Gehoord het Hoofdproduktschap voor Akkerbouwprodukten en het Produktschap voor Zuivel,
Besluit:
§
1
Algemene bepalingen
Artikel
1
1
In deze beschikking wordt verstaan onder:
Minister:
Minister van Landbouw, Natuur en Voedselkwaliteit;
Dienst Regelingen:
Dienst Regelingen van het Ministerie van Landbouw, Natuur en Voedselkwaliteit;
Hoofdproduktschap:
Hoofdproduktschap voor Akkerbouwprodukten;
Produktschap:
Produktschap voor Zuivel;
A.I.D.:
Algemene Inspectiedienst van het Ministerie van Landbouw, Natuur en Voedselkwaliteit;
Rikilt:
Rijks-Kwaliteitsinstituut voor Land- en Tuinbouwprodukten te Wageningen;
Verordening 804/68:
Verordening (EEG) no. 804/68 van de Raad, houdende een gemeenschappelijke ordening der markten in de sector melk en zuivelprodukten (Pb. E.G. no. L 148);
Verordening 1844/77:
Verordening (EEG) no. 1844/77 van de Commissie (Pb. E.G. no. L 205);
Verordening 1725/79:
Verordening (EEG) no. 1725/79 van de Commissie (Pb. E.G. no. L 199);
Tot 1 maart 1980 dient in de volgende artikelen in plaats van ‘Verordening 1725/79' telkens te worden gelezen:
Verordening (EEG) no. 990/72 van de Commissie (Pb. E.G. no. L 155).
Artikel
2
1
Aan degenen die mager melkpoeder of ondermelk verwerken of doen verwerken tot mengvoeder dan wel magere melkpoeder voor veevoederdoeleinden denatureren of doen denatureren wordt op hun verzoek overeenkomstig artikel 10 van Verordening 804/68 ter zake van die verwerking of denaturatie als bijdrage in de zin van artikel 15 van de Landbouwwet steun verleend, naar de onderscheidingen en maatstaven en onder de beperkingen en voorwaarden, die in die Verordening, de ter uitvoering daarvan vastgestelde of vast te stellen verordeningen dan wel bij of krachtens deze beschikking zijn gesteld.
2
Onder de in Verordening 1624/76 gestelde voorwaarden en beperkingen wordt, op dezelfde voet als in het voorgaande lid, aan exporteurs van mager melkpoeder, dat in Nederland is vervaardigd en als zodanig of verwerkt in een mengsel is verzonden naar een andere lid-staat om aldaar overeenkomstig Verordening 1725/79 te worden gedenatureerd of verwerkt tot mengvoeder, op hun verzoek ter zake van die verzending steun verleend.
3
Indien het magere melkpoeder in een andere Lid-Staat onder de in Verordening 1624/76 gestelde voorwaarden en beperkingen is vervaardigd en als zodanig of verwerkt in een mengsel is verzonden naar Nederland om alhier overeenkomstig Verordening 1725/79 te worden gedenatureerd of verwerkt tot mengvoeder, wordt ter zake van de denaturatie of verwerking geen steun betaald.
4
Voor de toepassing van het tweede en het derde lid wordt het magere melkpoeder, dat door het interventiebureau van de Lid-Staat van verzending is verkocht, beschouwd als in die Lid-Staat vervaardigd magere melkpoeder.
5
De steun ter zake van de denaturatie van mager melkpoeder wordt verleend door het Produktschap.

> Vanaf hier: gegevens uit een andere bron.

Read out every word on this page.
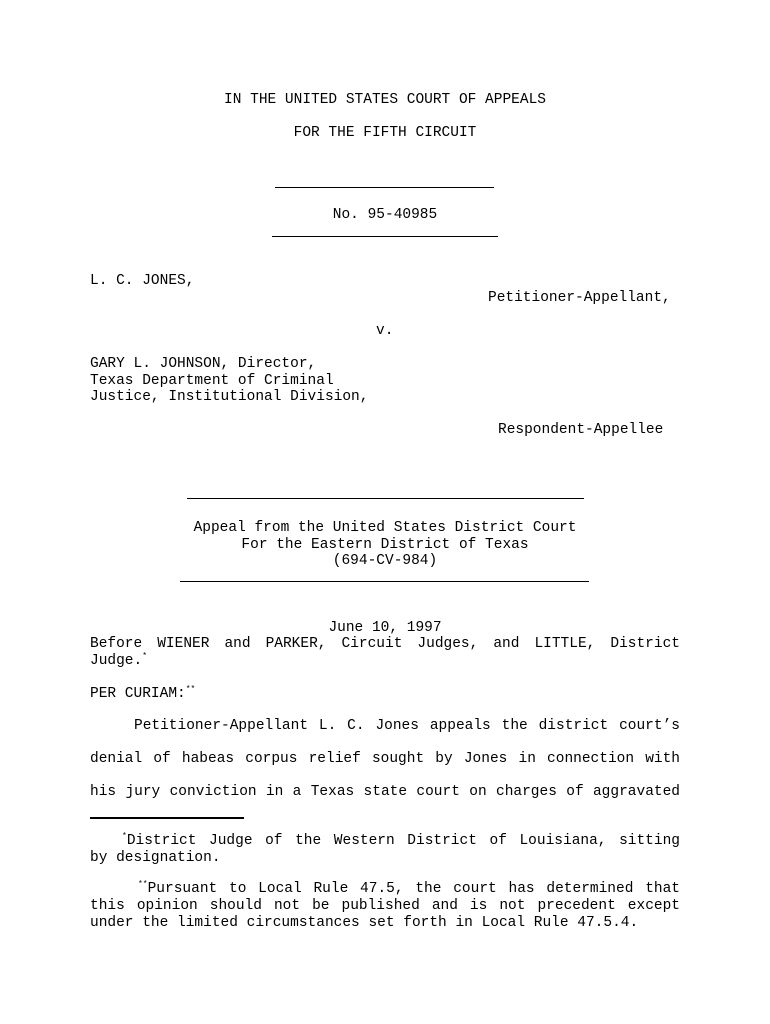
IN THE UNITED STATES COURT OF APPEALS
FOR THE FIFTH CIRCUIT
No. 95-40985
L. C. JONES,
Petitioner-Appellant,
v.
GARY L. JOHNSON, Director,
Texas Department of Criminal
Justice, Institutional Division,
Respondent-Appellee
Appeal from the United States District Court
For the Eastern District of Texas
(694-CV-984)
June 10, 1997
Before WIENER and PARKER, Circuit Judges, and LITTLE, District
Judge.*
PER CURIAM:**
Petitioner-Appellant L. C. Jones appeals the district court’s
denial of habeas corpus relief sought by Jones in connection with
his jury conviction in a Texas state court on charges of aggravated
*District Judge of the Western District of Louisiana, sitting
by designation.
**Pursuant to Local Rule 47.5, the court has determined that
this opinion should not be published and is not precedent except
under the limited circumstances set forth in Local Rule 47.5.4.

De steun ter zake van de verwerking van mager melkpoeder of ondermelk wordt verleend door het Hoofdproduktschap.
De steun ter zake van de verzending van mager melkpoeder als zodanig naar een andere lid-staat om aldaar overeenkomstig Verordening 1725/79 te worden gedenatureerd of verwerkt tot mengvoeder wordt verleend door het Produktschap. De steun ter zake van de verzending van in een mengsel verwerkt mager melkpoeder naar een andere lidstaat om aldaar overeenkomstig Verordening 1725/79 te worden verwerkt tot mengvoeder, wordt verleend door het Hoofdproduktschap.
Artikel
3
de Minister treedt op als interventiebureau voor het houden van de inschrijvingen die ingevolge Verordening 1844/77 nodig zijn voor de vaststelling van de hoogte van de toe te kennen steunbedragen.
Artikel
4
1
De door Verordening 1844/77 en Verordening 1725/79 voorgeschreven erkenning van de bedrijven die voor steun in aanmerking te brengen magere melkpoeder denatureren geschiedt door de Minister in overleg met de AID.
2
De door de communautaire verordeningen voorgeschreven erkenning van bedrijven die voor steun in aanmerking te brengen magere melkpoeder of ondermelk tot mengvoeder verwerken geschiedt, voor wat betreft de toepassing van Verordening 1844/77 door de Minister en voor wat betreft de toepassing van Verordening 1725/79 door het Hoofdproduktschap, in beide gevallen in overleg met de A.I.D.
Artikel
5
1
Mager melkpoeder, dat voor steun in aanmerking wordt gebracht, moet zijn van normale samenstelling, deugdelijk en van een goede bacteriologische hoedanigheid. Het mag geen vreemde bestanddelen, verontreinigingen of verbrande deeltjes bevatten.
2
Bij het onderzoek van monsters, genomen van mager melkpoeder, dat voor steun in aanmerking wordt gebracht, wordt het in de bijlage bepaalde in acht genomen.’
Artikel
6
De ter uitvoering van deze beschikking genomen monsters worden onderzocht door het Rikilt.
Voor wat betreft monsters genomen ingevolge artikel 8 wordt de uitslag ter kennis gebracht van het Produktschap en Dienst Regelingen
Voor wat betreft monsters genomen ingevolge artikel 14 wordt de uitslag ter kennis gebracht van het Hoofdproduktschap en de A.I.D.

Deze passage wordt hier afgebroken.